Günümüzde otonom teknolojilerden kaçış yok. Bu teknolojiler o yahut bu formda hayatımıza girecek. Hatta insanların makinelere güvenmesinin çok sıkıntı olduğu birkaç alan hariç her alanda otonom sistemlerden, yapay zekalardan ve akıllı sistemlerden yardım alacağız. Lojistik bölümü de haliyle bu değişimlerden etkilenecek.
Peloton, Kaliforniya merkezli bir teşebbüs olarak bu alanda çalışmalar yapıyor. Elbette ki bu alandaki en büyük isimlerden biri değiller lakin yeni teknolojileri hayli dikkat alımlı. Olağanda otonom araçlar, birbirleriyle daima irtibat kuran, çok daha süratli ve keskin hareket edebilen filolar oluşturabiliyor. Bu da hem yakıt tasarrufu sağlıyor hem de karbon salınımını azaltıyor. Peloton, kurdukları sistemler müşterilerinin %7’den daha fazla yakıt tasarrufuna imza attığını söylüyor. Firmaya nazaran bu araçlar, yıllık 7 ila 10 bin dolar ortasında yakıt tasarrufu sağlıyor.

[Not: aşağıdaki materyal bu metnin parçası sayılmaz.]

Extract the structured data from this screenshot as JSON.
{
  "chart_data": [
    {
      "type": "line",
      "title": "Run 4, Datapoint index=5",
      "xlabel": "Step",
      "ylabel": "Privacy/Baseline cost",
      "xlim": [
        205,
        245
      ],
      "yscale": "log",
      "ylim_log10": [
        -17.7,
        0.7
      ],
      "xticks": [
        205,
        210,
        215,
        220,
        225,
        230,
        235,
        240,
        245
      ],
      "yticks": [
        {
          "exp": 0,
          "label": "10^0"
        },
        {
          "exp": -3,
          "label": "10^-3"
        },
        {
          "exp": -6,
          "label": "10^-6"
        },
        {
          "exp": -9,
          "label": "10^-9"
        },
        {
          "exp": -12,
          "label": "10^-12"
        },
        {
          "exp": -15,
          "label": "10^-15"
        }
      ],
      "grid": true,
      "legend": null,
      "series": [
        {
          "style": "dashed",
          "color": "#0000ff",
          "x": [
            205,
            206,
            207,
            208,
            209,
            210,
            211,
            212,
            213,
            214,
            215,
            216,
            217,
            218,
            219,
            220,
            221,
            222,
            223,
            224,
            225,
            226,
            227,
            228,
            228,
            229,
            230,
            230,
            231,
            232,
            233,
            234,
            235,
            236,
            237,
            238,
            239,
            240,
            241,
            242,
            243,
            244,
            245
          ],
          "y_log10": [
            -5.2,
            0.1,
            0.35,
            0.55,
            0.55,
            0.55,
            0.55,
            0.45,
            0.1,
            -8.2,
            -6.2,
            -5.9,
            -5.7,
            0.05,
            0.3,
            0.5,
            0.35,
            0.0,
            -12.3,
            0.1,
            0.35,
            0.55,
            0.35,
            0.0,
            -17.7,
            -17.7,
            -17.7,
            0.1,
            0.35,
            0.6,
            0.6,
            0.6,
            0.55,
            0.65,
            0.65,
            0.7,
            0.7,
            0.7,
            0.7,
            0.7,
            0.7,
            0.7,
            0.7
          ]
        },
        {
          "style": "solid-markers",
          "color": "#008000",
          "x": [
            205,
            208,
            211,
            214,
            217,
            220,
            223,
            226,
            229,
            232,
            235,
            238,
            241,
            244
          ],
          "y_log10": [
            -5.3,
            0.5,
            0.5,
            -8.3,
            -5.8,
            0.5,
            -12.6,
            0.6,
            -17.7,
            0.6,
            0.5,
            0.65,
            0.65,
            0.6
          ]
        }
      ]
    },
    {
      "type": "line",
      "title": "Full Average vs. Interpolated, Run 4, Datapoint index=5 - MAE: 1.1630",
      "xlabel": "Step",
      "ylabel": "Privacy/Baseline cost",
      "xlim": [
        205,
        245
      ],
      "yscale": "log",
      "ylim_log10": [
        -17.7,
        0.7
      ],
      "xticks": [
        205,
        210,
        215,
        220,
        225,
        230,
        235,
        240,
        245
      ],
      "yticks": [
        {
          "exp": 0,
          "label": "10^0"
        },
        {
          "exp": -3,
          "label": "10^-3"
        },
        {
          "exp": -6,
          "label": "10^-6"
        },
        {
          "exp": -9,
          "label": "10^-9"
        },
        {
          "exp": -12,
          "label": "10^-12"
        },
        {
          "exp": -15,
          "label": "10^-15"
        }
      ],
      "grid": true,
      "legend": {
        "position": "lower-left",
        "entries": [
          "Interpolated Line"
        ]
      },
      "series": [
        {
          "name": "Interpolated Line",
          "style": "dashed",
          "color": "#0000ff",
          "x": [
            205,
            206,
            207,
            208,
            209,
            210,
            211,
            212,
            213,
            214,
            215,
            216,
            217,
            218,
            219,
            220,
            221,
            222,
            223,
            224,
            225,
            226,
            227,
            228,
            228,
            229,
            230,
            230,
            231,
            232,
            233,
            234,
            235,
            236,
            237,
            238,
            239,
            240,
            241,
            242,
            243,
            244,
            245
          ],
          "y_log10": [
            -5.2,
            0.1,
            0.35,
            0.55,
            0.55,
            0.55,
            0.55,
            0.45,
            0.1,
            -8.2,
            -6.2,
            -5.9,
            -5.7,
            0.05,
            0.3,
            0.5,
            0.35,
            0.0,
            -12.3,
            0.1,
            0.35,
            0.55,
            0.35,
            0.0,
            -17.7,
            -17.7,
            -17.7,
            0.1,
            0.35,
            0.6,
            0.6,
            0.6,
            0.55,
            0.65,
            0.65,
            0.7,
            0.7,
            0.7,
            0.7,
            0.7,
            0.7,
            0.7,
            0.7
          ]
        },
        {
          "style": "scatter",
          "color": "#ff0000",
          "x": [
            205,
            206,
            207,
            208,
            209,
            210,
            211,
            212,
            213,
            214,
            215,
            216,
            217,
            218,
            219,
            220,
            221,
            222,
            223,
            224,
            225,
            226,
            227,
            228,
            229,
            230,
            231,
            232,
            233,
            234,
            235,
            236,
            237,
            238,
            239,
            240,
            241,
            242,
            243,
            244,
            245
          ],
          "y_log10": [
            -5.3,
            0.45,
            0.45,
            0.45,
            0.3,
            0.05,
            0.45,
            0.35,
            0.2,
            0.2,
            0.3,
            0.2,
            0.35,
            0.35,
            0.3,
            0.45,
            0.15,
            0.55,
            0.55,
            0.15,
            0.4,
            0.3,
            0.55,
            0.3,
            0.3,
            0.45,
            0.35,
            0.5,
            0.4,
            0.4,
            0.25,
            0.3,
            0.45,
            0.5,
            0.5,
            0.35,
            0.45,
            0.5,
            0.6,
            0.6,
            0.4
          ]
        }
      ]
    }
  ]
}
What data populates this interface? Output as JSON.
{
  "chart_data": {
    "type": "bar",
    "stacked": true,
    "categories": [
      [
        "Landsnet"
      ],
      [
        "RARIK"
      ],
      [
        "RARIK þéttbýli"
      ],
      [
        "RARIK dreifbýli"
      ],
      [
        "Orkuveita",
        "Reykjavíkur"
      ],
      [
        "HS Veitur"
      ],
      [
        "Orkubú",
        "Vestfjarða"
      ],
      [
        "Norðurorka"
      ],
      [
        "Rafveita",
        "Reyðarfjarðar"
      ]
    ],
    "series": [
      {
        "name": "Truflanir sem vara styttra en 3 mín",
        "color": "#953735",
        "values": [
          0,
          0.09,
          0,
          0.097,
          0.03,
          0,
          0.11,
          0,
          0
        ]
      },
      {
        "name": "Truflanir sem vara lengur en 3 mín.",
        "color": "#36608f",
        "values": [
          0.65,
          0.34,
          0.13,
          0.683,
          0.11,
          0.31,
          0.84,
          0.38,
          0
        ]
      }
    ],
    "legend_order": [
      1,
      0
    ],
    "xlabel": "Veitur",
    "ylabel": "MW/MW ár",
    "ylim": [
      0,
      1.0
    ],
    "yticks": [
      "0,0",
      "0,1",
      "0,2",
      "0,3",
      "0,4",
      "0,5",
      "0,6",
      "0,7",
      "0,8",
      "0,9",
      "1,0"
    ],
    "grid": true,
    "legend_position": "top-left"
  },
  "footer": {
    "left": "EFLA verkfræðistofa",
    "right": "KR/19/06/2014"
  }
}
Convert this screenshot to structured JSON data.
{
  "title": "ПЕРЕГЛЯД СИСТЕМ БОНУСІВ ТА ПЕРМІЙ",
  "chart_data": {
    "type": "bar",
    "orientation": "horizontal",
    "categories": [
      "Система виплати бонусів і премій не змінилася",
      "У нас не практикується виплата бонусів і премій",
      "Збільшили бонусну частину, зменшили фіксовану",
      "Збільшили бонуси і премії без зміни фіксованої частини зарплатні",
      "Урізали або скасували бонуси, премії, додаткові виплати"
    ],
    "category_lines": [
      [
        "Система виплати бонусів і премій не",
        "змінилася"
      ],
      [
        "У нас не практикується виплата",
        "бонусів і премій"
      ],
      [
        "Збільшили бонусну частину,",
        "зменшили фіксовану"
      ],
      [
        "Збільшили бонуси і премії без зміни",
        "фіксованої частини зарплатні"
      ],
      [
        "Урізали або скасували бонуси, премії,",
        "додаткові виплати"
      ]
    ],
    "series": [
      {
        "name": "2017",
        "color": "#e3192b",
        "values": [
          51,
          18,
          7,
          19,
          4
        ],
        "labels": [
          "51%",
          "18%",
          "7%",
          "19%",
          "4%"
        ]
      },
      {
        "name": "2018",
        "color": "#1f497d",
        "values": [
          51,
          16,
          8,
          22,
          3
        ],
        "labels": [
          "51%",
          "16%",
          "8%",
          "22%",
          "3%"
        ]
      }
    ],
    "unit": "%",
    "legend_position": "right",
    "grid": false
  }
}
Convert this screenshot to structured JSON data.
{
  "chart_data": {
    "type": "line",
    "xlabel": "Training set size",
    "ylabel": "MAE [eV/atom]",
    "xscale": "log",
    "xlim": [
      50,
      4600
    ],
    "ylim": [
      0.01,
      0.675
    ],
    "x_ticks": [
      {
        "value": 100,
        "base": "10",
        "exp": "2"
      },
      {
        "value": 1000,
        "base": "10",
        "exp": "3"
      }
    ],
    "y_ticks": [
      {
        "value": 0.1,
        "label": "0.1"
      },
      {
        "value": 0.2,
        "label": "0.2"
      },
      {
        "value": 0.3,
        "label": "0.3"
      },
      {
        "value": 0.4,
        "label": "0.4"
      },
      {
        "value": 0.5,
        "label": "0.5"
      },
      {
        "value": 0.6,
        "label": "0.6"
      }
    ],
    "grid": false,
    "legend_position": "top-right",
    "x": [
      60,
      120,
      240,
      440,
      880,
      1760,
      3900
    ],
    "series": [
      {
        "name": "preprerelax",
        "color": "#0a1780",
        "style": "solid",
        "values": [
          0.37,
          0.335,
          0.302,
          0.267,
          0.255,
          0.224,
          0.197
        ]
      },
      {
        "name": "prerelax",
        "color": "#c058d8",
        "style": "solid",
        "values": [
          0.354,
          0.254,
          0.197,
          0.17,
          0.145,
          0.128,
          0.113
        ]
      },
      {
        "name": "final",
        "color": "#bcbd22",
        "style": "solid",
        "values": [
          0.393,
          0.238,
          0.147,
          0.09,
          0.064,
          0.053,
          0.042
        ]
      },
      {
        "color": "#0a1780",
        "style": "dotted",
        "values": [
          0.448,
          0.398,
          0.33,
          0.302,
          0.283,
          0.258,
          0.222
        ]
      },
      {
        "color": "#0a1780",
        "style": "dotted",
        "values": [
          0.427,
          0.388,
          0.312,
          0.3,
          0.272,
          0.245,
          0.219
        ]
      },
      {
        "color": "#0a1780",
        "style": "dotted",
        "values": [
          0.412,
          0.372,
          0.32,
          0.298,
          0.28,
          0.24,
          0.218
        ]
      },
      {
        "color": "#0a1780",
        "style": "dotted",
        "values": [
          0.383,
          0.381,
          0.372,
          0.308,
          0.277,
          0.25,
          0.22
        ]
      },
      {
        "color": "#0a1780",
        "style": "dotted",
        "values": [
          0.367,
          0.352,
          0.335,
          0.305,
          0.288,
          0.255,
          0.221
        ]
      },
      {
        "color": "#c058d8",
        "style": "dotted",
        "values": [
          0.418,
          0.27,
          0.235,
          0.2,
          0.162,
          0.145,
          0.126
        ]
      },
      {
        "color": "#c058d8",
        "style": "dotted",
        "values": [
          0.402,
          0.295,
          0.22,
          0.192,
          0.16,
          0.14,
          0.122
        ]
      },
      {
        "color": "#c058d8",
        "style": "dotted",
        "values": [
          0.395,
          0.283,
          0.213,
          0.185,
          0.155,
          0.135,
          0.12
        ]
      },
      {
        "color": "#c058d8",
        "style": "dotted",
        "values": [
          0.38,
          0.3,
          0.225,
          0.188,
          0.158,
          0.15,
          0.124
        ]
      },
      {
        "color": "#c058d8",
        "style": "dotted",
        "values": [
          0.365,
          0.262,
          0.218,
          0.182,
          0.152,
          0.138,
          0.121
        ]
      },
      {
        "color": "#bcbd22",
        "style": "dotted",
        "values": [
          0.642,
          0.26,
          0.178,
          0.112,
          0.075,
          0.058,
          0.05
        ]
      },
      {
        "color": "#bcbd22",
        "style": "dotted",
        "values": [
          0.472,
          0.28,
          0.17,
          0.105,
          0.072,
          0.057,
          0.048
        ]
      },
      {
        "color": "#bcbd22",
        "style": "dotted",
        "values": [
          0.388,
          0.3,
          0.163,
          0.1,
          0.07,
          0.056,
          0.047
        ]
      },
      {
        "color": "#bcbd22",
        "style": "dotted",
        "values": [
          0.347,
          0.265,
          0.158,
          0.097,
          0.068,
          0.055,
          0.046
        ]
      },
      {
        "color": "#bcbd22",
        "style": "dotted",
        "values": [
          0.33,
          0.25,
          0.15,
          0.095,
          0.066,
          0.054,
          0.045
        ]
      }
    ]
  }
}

Otonom sistemlerin suratına güvenen lakin bilişsel yeteneklerine güvenmeyenler için de bir alternatif kelam konusu. En öndeki aracı bir insan sürücü kullandığında, geri kalan araçlar onun hareketlerini kopyalayarak hareket ediyor.
Şirket, yaptığı açıklamada sistemin şu anda gerçek şartlar altında denendiğini açıkladı. Sistemi kaç müşterinin kullandığı, geri kalan firmaların bu teknolojilere ne vakit erişebileceği açıklanmadı. Firma, insan sürücülerin bu sistemde iki kat daha verimli olabileceğini savunuyor.